Nopparatana C, Saechan V, Nopparatana C, Pornpatkul M, Panich V, Fukumaki Y
Department of Pathology, Faculty of Medicine, Prince of Songkla University, Thailand.
Am J Hematol. 1999 May;61(1):1-4. doi: 10.1002/(sici)1096-8652(199905)61:1<1::aid-ajh1>3.0.co;2-j.
We identified and characterized a novel beta(0)-thalassemia mutation due to partial deletion of the 5' end beta-globin gene including the mRNA cap site and a part of exon 1. The deletion was precisely 105 basepair (bp) in length extending from position -24 or -25 to +80 or +81 relative to the beta-globin gene mRNA cap site. This mutation was detected in three individuals from a family originating in the area of southern Thailand. The propositus was a 39-year-old female and noted to be heterozygous for beta-thalassemia with hemoglobin (Hb) level of 10.1 g/dl, MCV 70 fl, MCH 23.1 pg, HbA2 6.3%, and HbF 2.4%. Her son was 9 years of age and was also heterozygous for the mutation, having Hb level of 10.8 g/dl, MCV 58 fl, MCH 19.0 pg, HbA2 5.6%, and HbF 4.3%. Her 6-year-old daughter was affected, having a genotype of this mutation and a G-C transition at IVS 1 nt 5. Although the deletion does not include the beta-globin gene promoter sequences, the individuals heterozygous for this mutation have an elevated HbA2 level slightly higher than observed in most carriers of beta-thalassemia caused by point mutations.

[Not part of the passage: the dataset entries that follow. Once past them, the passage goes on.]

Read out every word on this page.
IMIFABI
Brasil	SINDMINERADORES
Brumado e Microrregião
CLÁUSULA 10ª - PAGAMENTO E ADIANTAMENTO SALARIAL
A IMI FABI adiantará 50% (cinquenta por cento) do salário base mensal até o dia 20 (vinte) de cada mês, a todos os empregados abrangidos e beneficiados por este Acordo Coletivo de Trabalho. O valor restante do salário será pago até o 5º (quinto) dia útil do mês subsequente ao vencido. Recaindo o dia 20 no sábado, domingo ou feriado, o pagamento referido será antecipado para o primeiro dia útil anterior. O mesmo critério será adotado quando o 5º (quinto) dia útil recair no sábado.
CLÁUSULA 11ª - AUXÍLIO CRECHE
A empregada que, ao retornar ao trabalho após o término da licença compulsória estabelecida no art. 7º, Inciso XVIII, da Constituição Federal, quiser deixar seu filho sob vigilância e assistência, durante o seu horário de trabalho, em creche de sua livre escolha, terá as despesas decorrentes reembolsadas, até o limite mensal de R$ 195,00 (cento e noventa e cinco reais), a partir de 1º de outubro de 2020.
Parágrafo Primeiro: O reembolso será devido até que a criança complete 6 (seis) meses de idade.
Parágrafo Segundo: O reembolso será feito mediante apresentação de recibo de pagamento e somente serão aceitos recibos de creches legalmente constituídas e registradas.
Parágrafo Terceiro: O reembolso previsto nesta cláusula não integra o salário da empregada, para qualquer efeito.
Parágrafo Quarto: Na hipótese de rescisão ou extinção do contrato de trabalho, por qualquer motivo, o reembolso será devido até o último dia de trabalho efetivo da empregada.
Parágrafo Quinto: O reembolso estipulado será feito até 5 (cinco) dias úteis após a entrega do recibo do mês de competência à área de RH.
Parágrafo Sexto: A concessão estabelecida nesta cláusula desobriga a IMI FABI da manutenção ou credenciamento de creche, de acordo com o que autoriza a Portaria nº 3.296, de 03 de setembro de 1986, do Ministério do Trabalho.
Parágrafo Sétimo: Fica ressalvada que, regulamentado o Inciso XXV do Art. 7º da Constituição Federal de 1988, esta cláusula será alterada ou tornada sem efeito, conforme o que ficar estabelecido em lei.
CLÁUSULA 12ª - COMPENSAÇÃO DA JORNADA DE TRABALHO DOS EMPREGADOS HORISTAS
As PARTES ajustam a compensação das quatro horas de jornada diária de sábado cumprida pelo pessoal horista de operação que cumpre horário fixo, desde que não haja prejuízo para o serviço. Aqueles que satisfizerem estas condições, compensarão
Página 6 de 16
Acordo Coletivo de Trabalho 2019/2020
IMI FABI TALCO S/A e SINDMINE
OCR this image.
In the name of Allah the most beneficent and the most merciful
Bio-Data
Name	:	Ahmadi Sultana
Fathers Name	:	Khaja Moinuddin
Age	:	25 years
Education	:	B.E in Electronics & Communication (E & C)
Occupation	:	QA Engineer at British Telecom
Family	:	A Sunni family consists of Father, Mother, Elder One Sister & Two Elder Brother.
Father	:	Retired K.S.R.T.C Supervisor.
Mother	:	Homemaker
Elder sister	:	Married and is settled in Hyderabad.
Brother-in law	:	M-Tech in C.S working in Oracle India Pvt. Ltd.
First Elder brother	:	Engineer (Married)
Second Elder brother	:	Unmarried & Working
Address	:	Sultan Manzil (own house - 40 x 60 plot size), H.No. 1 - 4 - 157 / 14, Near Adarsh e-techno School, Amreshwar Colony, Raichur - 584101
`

我们鉴定并描述了一种新型的β⁰-地中海贫血突变,该突变是由于β-珠蛋白基因5'端部分缺失,包括mRNA帽位点和外显子1的一部分。该缺失长度精确为105个碱基对(bp),相对于β-珠蛋白基因mRNA帽位点,从-24或-25位延伸至+80或+81位。在一个来自泰国南部地区的家族的三名个体中检测到了这种突变。先证者是一名39岁女性,被诊断为β-地中海贫血杂合子,血红蛋白(Hb)水平为10.1 g/dl,平均红细胞体积(MCV)70 fl,平均红细胞血红蛋白含量(MCH)23.1 pg,HbA2 6.3%,HbF 2.4%。她的儿子9岁,也是该突变的杂合子,Hb水平为10.8 g/dl,MCV 58 fl,MCH 19.0 pg,HbA2 5.6%,HbF 4.3%。她6岁的女儿也受影响,具有这种突变的基因型以及IVS 1 nt 5处的G-C转换。尽管该缺失不包括β-珠蛋白基因启动子序列,但该突变杂合子个体的HbA2水平有所升高,略高于大多数由点突变引起的β-地中海贫血携带者。